Ectopia cordis can be diagnosed by prenatal ultrasonography as early as in 9-12 weeks of pregnancy [3,5,7]. Ultrasound visualize the heart outside the thoracic cavity [3,5,7,10,11]. The use of three-dimensional ultrasound and its combination with Doppler allows more accurate early diagnosis [8,11]. Magnetic resonance imagery (MRI) and fetal echocardiography can be used to monitor development of the condition throughout pregnancy [1]. Postnatal echocardiography must be performed to diagnose associated cardiac anomalies [5].

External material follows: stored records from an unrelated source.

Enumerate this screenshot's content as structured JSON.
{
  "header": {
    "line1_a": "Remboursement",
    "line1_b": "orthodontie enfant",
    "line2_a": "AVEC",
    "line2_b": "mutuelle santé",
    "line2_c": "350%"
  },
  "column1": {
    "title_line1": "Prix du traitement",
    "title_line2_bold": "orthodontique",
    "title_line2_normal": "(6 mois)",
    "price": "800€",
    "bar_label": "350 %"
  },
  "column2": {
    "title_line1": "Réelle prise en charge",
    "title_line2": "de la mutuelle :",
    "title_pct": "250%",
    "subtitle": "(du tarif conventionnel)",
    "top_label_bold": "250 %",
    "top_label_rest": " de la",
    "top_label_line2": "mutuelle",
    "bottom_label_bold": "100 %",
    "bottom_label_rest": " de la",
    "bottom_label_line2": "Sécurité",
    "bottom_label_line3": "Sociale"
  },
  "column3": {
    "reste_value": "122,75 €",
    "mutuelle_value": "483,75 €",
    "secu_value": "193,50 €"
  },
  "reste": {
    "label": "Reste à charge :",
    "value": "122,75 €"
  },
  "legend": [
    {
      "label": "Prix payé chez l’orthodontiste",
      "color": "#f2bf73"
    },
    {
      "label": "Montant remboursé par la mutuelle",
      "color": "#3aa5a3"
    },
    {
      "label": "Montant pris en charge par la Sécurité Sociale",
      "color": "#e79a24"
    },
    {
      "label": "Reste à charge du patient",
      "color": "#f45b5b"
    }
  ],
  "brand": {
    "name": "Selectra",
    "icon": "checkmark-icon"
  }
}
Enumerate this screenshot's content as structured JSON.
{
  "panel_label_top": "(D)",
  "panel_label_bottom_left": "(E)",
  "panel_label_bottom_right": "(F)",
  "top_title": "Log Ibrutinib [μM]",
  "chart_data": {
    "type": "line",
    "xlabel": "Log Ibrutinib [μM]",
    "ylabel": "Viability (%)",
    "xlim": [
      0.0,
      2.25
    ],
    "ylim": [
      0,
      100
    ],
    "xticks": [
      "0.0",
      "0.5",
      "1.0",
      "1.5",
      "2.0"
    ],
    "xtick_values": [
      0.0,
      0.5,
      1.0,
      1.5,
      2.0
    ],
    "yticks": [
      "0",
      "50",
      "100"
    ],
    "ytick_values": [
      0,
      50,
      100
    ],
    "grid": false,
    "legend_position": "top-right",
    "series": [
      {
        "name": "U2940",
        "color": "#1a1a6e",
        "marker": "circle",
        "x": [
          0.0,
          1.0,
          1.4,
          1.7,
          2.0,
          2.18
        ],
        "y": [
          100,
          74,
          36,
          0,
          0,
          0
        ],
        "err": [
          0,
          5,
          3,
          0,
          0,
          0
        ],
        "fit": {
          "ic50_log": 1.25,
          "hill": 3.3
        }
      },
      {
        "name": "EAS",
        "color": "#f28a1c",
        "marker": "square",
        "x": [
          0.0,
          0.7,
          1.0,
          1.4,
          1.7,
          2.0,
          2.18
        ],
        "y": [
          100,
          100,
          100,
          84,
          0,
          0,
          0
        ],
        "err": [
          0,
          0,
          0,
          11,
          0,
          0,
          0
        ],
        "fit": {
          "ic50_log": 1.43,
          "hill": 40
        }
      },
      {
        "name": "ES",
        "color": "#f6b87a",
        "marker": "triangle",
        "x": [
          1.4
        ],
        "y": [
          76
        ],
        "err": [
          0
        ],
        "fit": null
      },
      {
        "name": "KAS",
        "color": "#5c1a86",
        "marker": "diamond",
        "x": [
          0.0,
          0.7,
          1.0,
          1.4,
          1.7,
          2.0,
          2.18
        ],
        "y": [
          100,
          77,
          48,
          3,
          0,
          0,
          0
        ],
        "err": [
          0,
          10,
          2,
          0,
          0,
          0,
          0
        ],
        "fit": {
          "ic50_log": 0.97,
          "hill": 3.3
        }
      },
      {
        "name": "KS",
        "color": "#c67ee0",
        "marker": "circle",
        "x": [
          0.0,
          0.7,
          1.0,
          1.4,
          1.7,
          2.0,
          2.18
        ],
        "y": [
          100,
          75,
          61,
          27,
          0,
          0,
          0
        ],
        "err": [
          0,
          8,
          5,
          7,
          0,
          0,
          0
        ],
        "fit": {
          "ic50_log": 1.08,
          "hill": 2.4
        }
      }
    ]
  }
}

Neonates with this life-threatening anomaly require intensive care from birth. The immediate treatment consists in resuscitation and coverage of the exposed heart and viscera with saline-soaked gauze or adherent plastic drapes to prevent desiccation [3,12]. Surgery in complete ectopia cordis remains a challenge worldwide, despite the advances in neonatal cardiac surgery [3,5]. Small thoracic cavity and positioning of great vessels attempting to close the chest wall leads to hemodynamic embarrassment [3]. Staged repair is usually necessary. Five surgical steps are identified after complete survey for additional congenital defects: closure of the chest wall defect, closure of the sternal defect, repair of the associated omphalocele, reduction of the heart into the chest cavity and repair of the intra-cardiac defect [1,3,4]. Some authors proposed a new approach to wound management and integrated palliative care that enabled community-based care for the management of complete ectopia cordis [12].
The prognosis depends on the degree of the intra-cardiac and associated malformations, the variety of ectopia cordis and the technical equipment for neonatal resuscitation [3,5,7]. Cardiac rupture, tamponade, sudden death, endocarditis, peripheral embolism, heart failure and arrhythmias have all been identified as complications associated with ectopia cordis [1]. The neonate is also exposed to risk of direct trauma and recurrent chest infections [1]. The thoracic variety have the worst prognosis with <5% surviving beyond the first month of life; in this variety the average survival time after birth is 36 hours [3,7]. Complete ectopia cordis, in which the heart is covered only by a serous membrane, is a lethal form of the disease [1,5,7]. All unoperated neonate died within the first hours of birth [3,7]. There are few reports of long-term survivors, mostly with partial ectopia cordis, thoraco-abdominal type and few or none complications [1,3]. Considering the poor prognosis, some authors suggest the termination of the pregnancy if ultrasound diagnosis is made before viability [1,7]. In poor and under-equipped countries like Niger, resuscitation and neonatal cardiac surgery are almost impossible, so the appearance of this malformation is often synonymous of neonatal death in the days following childbirth [4,5].
Conclusion
Ectopia cordis is a rare congenital malformation. Its management requires prompt medical care and surgical intervention taking co-morbidities into account. The prognosis is poor and related to associated anomalies and suitable timing in the repairs.
Contributors: HO, MIA: drafted the initial manuscript and literature review; AH: reviewed the literature and helped in manuscript preparation; AO: edited the manuscript and reviewed the literature. HO will act as guarantor. All authors approved the final version of the manuscript.
Funding: None; Competing interests: None stated.